The Foreign Policy of a State is greatly influenced by its History and Geography. Historically Sri Lanka’s Foreign Policy has been one of Non-Alignment. Furthermore, Sri Lanka participated in the Conference in Bandung in 1955; a date recognized as the beginning of the Non-Aligned Movement. Thus, although the geographic location of a State is well defined, the significance of its location could dramatically be transformed by geopolitical developments. The staggering economic revival of China from early seventies under the leadership of President Deng Xiaoping whose philosophy was to hide capacity, bide time and never claim leadership, was perhaps the reason for China’s tremendous transformations both economic and social, to proceed relatively unnoticed.

It was only with the announcement of President Xi Jinping’s policy of the Belt and Road Initiative announced in 2013, that the world came to realize that the power and influence of China was unstoppable. This policy resulted in China establishing its footprint in strategically located countries in the Indian and Pacific Oceans by funding and constructing infrastructure projects.
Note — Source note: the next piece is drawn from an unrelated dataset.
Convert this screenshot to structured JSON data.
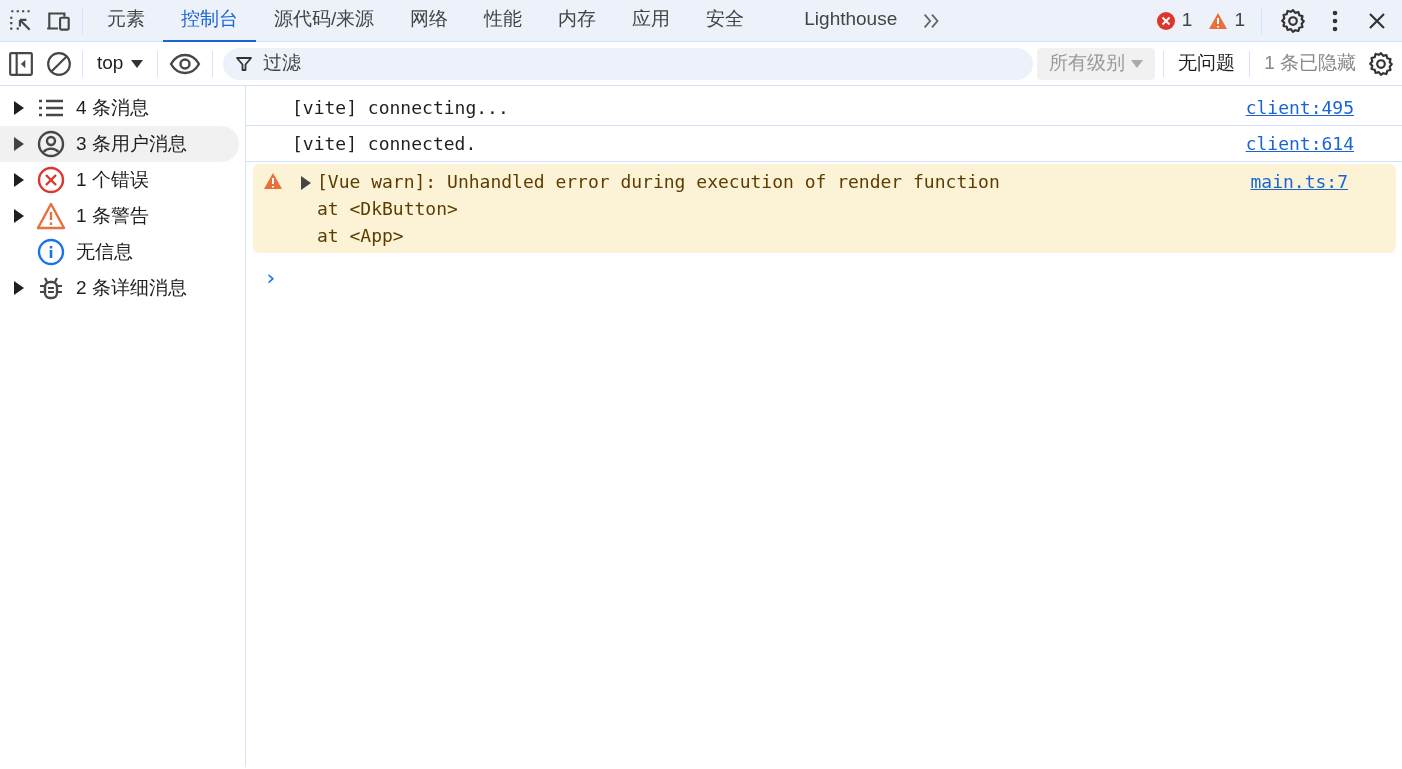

Sri Lanka happened to be one such country. The need for the U.S along with India, Australia and Japan to form a security alliance to contain the growing power and influence of China in the Indian and Pacific Oceans was inevitable.
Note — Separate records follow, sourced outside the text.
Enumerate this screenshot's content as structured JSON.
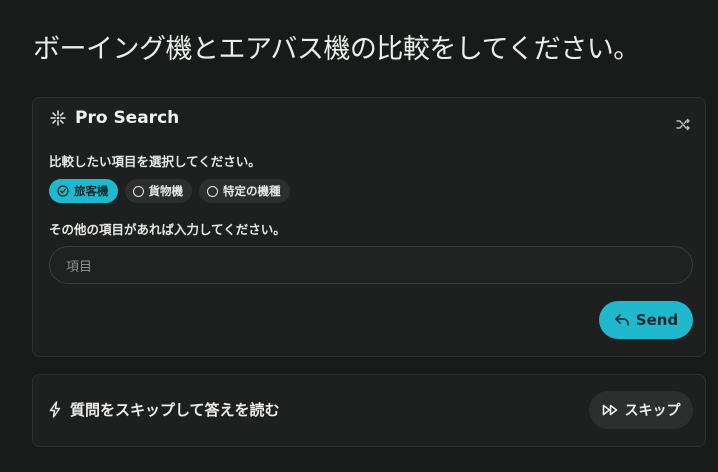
{
  "query": "ボーイング機とエアバス機の比較をしてください。",
  "pro_search": {
    "title": "Pro Search",
    "icon": "sparkle-icon",
    "shuffle_icon": "shuffle-icon",
    "question1": "比較したい項目を選択してください。",
    "options": [
      {
        "label": "旅客機",
        "selected": true
      },
      {
        "label": "貨物機",
        "selected": false
      },
      {
        "label": "特定の機種",
        "selected": false
      }
    ],
    "question2": "その他の項目があれば入力してください。",
    "input_placeholder": "項目",
    "send_label": "Send"
  },
  "skip": {
    "prompt": "質問をスキップして答えを読む",
    "button_label": "スキップ"
  },
  "colors": {
    "accent": "#20b8cd",
    "background": "#191a1a",
    "card": "#1e1f1f",
    "chip": "#2d2f2f"
  }
}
India’s alliance with the US has shifted the balance in Asia causing China to be the stand alone great power in Asia. As far as Sri Lanka is concerned this new dynamic compels Sri Lanka to make one of four choices. One is to align and develop relations with the US and its allies. Second is to align and develop relations with China. The third is be Non-Aligned with either. The fourth and preferred option is to be Neutral not only with the Quad and China, but also with all other States, and develop friendly relations individually with all States.

The policy of Non-Alignment by a State is an external declaration of intent that a nation would not align itself with either a collective or individual center of power such as the Quad or China, in the conduct of its relations. Neutrality by a State, instead, means not only a statement that it would be Neutral when conducting relations with collective or individual centers of power and other States, but also how such a State expects all States to respect its Neutrality; a policy that would be in keeping with Sri Lanka’s unique strategic location in South Asia. Thus, while the former works outwards the latter works both ways. More importantly, how Neutrality works is governed by internationally codified laws that are in place to guide reciprocal relations.